Tuosang avait cultivé sa foi dans le palais profond depuis son enfance et n'avait jamais connu la guerre. Bien qu'il commandât un groupe de Junni dans une bataille sanglante, il ne parvint pas à en saisir les points clés. Ces Junni étaient incroyablement courageux, mais leurs attaques étaient toujours désordonnées. Face à la formation de combat impénétrable de près d'un millier de soldats d'élite aux lames acérées, ils ne purent percer les lignes ennemies et subirent des pertes de plus en plus lourdes.

Junyu sortit l'anneau qui se trouvait à côté de lui et le passa à son pouce gauche. Il le pointa silencieusement vers le groupe de cunni. Les créatures vertes détournèrent soudain le regard. Junyu récita quelques incantations, et aussitôt, une trentaine ou une quarantaine de cunni battirent en retraite dans une autre direction.

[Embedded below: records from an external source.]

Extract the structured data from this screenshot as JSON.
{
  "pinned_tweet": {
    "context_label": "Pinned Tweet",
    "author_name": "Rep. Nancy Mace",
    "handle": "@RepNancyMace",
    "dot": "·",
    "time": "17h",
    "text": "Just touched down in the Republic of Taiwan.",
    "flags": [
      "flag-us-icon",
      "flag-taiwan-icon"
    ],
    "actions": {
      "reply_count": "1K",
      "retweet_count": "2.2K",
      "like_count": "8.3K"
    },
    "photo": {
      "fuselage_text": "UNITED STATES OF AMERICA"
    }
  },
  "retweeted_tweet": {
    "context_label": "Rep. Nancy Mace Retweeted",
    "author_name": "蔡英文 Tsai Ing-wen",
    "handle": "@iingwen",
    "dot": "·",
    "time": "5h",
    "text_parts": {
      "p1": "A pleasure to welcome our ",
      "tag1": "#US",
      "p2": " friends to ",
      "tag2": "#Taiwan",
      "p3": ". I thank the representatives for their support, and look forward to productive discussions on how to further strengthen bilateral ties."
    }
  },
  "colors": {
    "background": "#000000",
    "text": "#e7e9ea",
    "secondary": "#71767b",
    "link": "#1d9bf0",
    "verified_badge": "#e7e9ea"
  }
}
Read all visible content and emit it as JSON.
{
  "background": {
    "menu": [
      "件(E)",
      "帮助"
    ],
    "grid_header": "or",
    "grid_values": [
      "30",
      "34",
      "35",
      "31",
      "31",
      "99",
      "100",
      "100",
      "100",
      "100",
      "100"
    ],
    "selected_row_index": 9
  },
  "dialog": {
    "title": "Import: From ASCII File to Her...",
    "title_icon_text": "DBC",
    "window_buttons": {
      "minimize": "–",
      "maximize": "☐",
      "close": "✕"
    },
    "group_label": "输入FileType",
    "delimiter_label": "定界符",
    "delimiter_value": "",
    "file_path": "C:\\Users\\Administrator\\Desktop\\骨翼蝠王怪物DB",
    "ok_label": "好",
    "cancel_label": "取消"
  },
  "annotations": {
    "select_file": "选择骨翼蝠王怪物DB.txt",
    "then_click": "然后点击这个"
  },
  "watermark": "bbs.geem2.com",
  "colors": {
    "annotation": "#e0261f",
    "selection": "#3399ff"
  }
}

Les deux camps, engagés dans un combat acharné, aperçurent soudain un homme et un cheval sur le champ de bataille. Mais il était trop tard. Des dizaines de lions rusés avaient déjà fondu sur le flanc droit. La formation, jadis imprenable, poussa un cri strident, et hommes et chevaux s'écroulèrent, créant une brèche béante.

Jun Yu passa à cheval, son anneau pointé vers un autre groupe de bêtes rusées. Il ordonna aussitôt à des dizaines d'autres d'attaquer par la gauche. Apercevant une ouverture de chaque côté, les bêtes restantes rugirent et chargèrent depuis le centre. Les assaillants, qui avaient initialement un avantage décisif, furent soudainement pris au dépourvu par la formation habile des bêtes rusées. Dans le chaos qui suivit, le groupe dispersé et isolé ne put rivaliser avec ces créatures féroces. Un cri assourdissant résonna dans la vallée, perçant le hurlement du vent du nord et se mêlant à l'atmosphère glaciale extérieure.

Tuosang s'est précipité en avant, tenant une cloche en cuivre, et s'est exclamé : « Junyu ! »

Junyu répondit, mais n'eut pas le temps de regarder ailleurs. Il recula de quelques pas car le petit groupe de Cunni, sur sa gauche, subissait une attaque féroce. Le chef du groupe sembla avoir remarqué quelque chose et s'apprêtait à mener ses hommes à une percée.

Alors que la lumière du ring se reflétait sur le sol, les cunni déjà désordonnés se regroupèrent une fois de plus et bondirent.